Back in June, SEIU members joined scores of other labor activists working the corridors of Trenton lobbying for a New Jersey AFL-CIO sponsored initiative to extend hazard pay to front line essential workers performed at least 500 hours of work from March 16, 2020 to May 7, 2021 when vaccines became widely available. Full time workers would get $1,000 and part time workers $500.

“We’re not giving up on it,” Brown said. “We’re still advocating for our members who did work through the pandemic and still have not been acknowledged for that fact. They deserve to be treated and respected, whether it’s through the state recognizing that fact or passing legislation which says that.”

It would appear that whatever status society conferred on essential workers during the pandemic has waned and that there’s any downside to treating them as if they are disposable.

“I think one of the things that has come out of the post-pandemic that I am sensing from some employers is a sense of ‘we were nice to you during the pandemic but now we got to make some money, so whatever we need to do to make money we are going to do it,’” Brown said.

 

MUSK ABUSE

The week before Christmas, Elon Musk, the mercurial billionaire, with no warning up and fired dozens of union janitorial workers at Twitter’s San Francisco and New York’s office. The New York Times reported it was done so abruptly that “in some cases employees have resorted to bringing their own toilet paper to the office.”

According to Brown, 32 BJ SEIU is working with their allies in Trenton to pass the Worker Retention Law, to protect the state’s 40,000 union building service workers, and similarly situated contract workers, from such a summary indignity. The measure would require that when a building owner decides to dismiss their existing cleaning contractor and go with another just to cut costs.

Under the proposed Worker Retention Law, the incoming successor contractor would be required to retain the incumbent workforce for 90 days, unless there’s a just cause for termination. During the three-month grace period, the workers could demonstrate their capabilities, while providing service continuity.

On January 26, Sen. Troy Singleton (D-District 7) and Assembly Member Gary Schaer (D-District 36) joined members of 32 BJ SEIU, at a rally after they dropped off 3,000 postcards from supporters of the measure with the Assembly and Senate.

“When ownership of service contracts changes, employees and their needs can often be forgotten,” said Senator Singleton. “It is important to ensure that employees have job stability, even in transitions of management. We are coming off of the heels of a pandemic that catalyzed mass layoffs across the board. This bill will protect employees and their jobs, easing any anxiety that may arise when ownership changes, and will lay out the provisions that will be afforded to service employees.”
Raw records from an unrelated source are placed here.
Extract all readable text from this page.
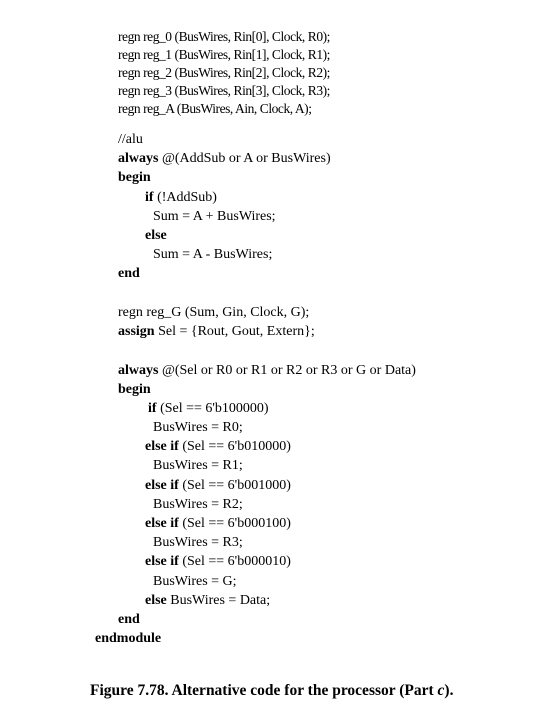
regn reg_0 (BusWires, Rin[0], Clock, R0);
regn reg_1 (BusWires, Rin[1], Clock, R1);
regn reg_2 (BusWires, Rin[2], Clock, R2);
regn reg_3 (BusWires, Rin[3], Clock, R3);
regn reg_A (BusWires, Ain, Clock, A);
//alu
always @(AddSub or A or BusWires)
begin
if (!AddSub)
Sum = A + BusWires;
else
Sum = A - BusWires;
end
regn reg_G (Sum, Gin, Clock, G);
assign Sel = {Rout, Gout, Extern};
always @(Sel or R0 or R1 or R2 or R3 or G or Data)
begin
if (Sel == 6'b100000)
BusWires = R0;
else if (Sel == 6'b010000)
BusWires = R1;
else if (Sel == 6'b001000)
BusWires = R2;
else if (Sel == 6'b000100)
BusWires = R3;
else if (Sel == 6'b000010)
BusWires = G;
else BusWires = Data;
end
endmodule
Figure 7.78. Alternative code for the processor (Part c).
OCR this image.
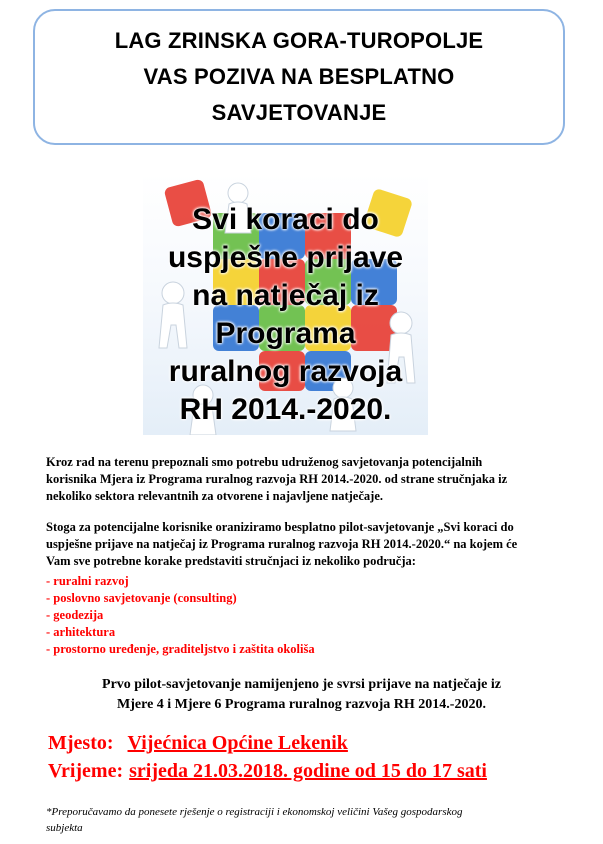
LAG ZRINSKA GORA-TUROPOLJE
VAS POZIVA NA BESPLATNO
SAVJETOVANJE
Svi koraci do
uspješne prijave
na natječaj iz
Programa
ruralnog razvoja
RH 2014.-2020.
Kroz rad na terenu prepoznali smo potrebu udruženog savjetovanja potencijalnih
korisnika Mjera iz Programa ruralnog razvoja RH 2014.-2020. od strane stručnjaka iz
nekoliko sektora relevantnih za otvorene i najavljene natječaje.
Stoga za potencijalne korisnike oraniziramo besplatno pilot-savjetovanje „Svi koraci do
uspješne prijave na natječaj iz Programa ruralnog razvoja RH 2014.-2020.“ na kojem će
Vam sve potrebne korake predstaviti stručnjaci iz nekoliko područja:
- ruralni razvoj
- poslovno savjetovanje (consulting)
- geodezija
- arhitektura
- prostorno uređenje, graditeljstvo i zaštita okoliša
Prvo pilot-savjetovanje namijenjeno je svrsi prijave na natječaje iz
Mjere 4 i Mjere 6 Programa ruralnog razvoja RH 2014.-2020.
Mjesto: Vijećnica Općine Lekenik
Vrijeme: srijeda 21.03.2018. godine od 15 do 17 sati
*Preporučavamo da ponesete rješenje o registraciji i ekonomskoj veličini Vašeg gospodarskog
subjekta
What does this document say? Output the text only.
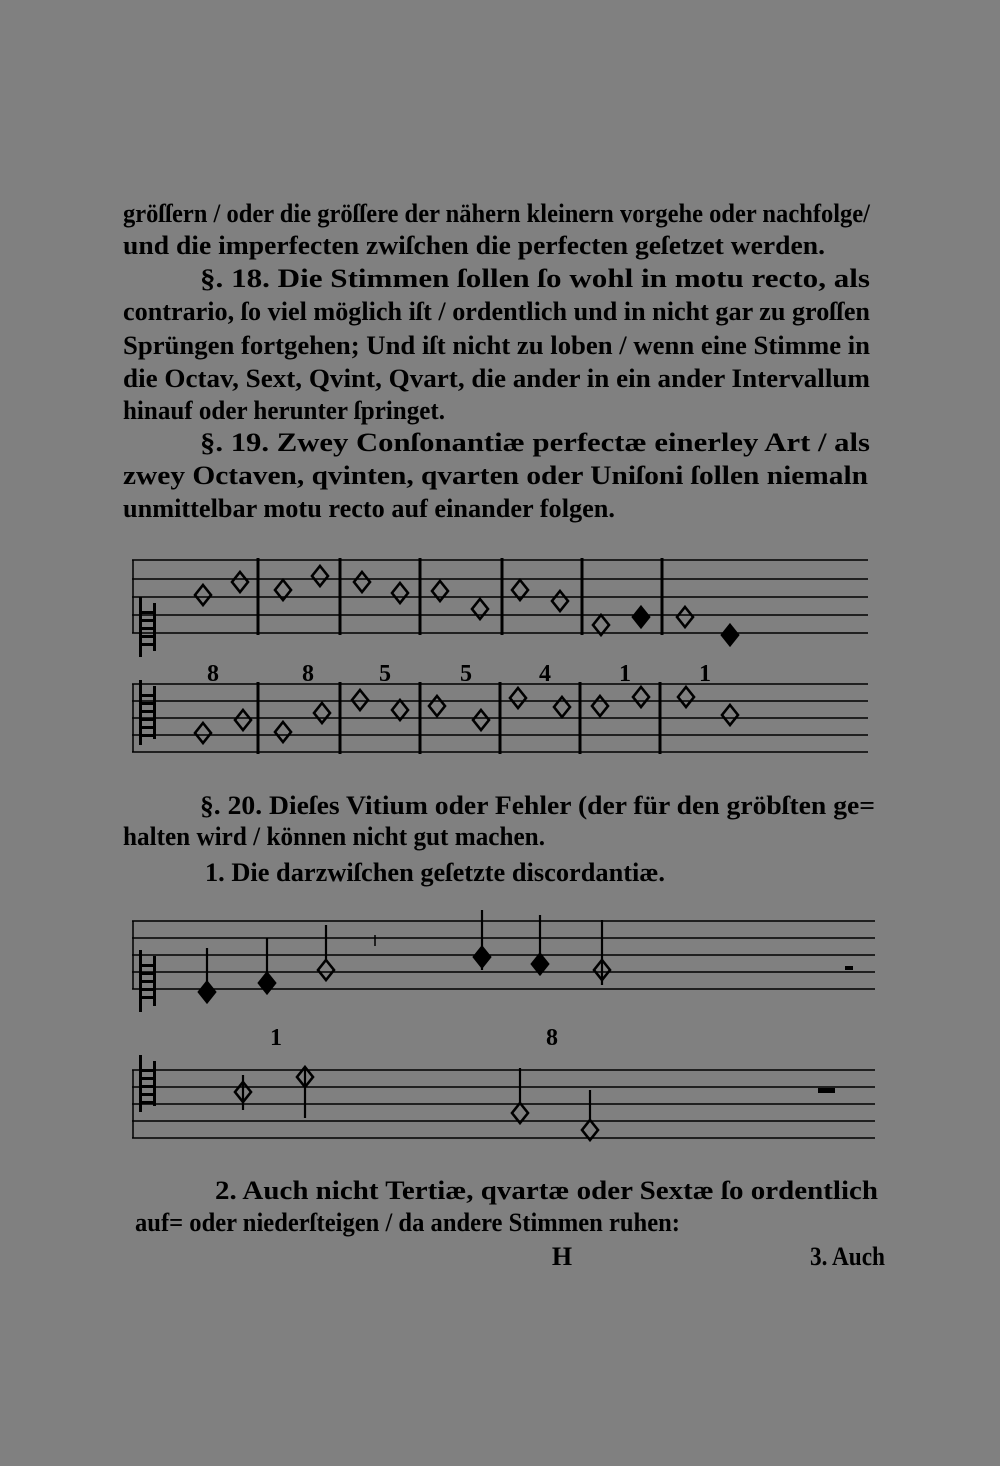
gröſſern / oder die gröſſere der nähern kleinern vorgehe oder nachfolge/
und die imperfecten zwiſchen die perfecten geſetzet werden.
§. 18. Die Stimmen ſollen ſo wohl in motu recto, als
contrario, ſo viel möglich iſt / ordentlich und in nicht gar zu groſſen
Sprüngen fortgehen; Und iſt nicht zu loben / wenn eine Stimme in
die Octav, Sext, Qvint, Qvart, die ander in ein ander Intervallum
hinauf oder herunter ſpringet.
§. 19. Zwey Conſonantiæ perfectæ einerley Art / als
zwey Octaven, qvinten, qvarten oder Uniſoni ſollen niemaln
unmittelbar motu recto auf einander folgen.
8	8	5	5	4	1	1
§. 20. Dieſes Vitium oder Fehler (der für den gröbſten ge=
halten wird / können nicht gut machen.
1. Die darzwiſchen geſetzte discordantiæ.
1	8
2. Auch nicht Tertiæ, qvartæ oder Sextæ ſo ordentlich
auf= oder niederſteigen / da andere Stimmen ruhen:
H	3. Auch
“New Jersey must become the second State to enact worker retention laws for our building service employees,” said Assemblyman Schaer. “Passing these historic labor protections will give vital job security to thousands of working-class families, expanding access to the American dream. Labor victories have been foundational to our nation’s economic prosperity; through this legislation we will establish financial stability for families disproportionately impacted by the Covid-19 pandemic and promote New Jersey’s continued recovery.”

“The worker retention bill finally protects New Jersey’s janitors, security, porters, concierges, and handypersons from unfairly losing their jobs due to a contract change,” Brown said. “Right now, if you choose to, you can dispose of hundreds and hundreds of workers at the flip of a switch with no cost or responsibility to those workers and that makes their lives precarious.”

And in a period when in just three years a virus could kill over a million, disabling even more, it would seem we owe it to each other to make things less random because life itself is already so precarious.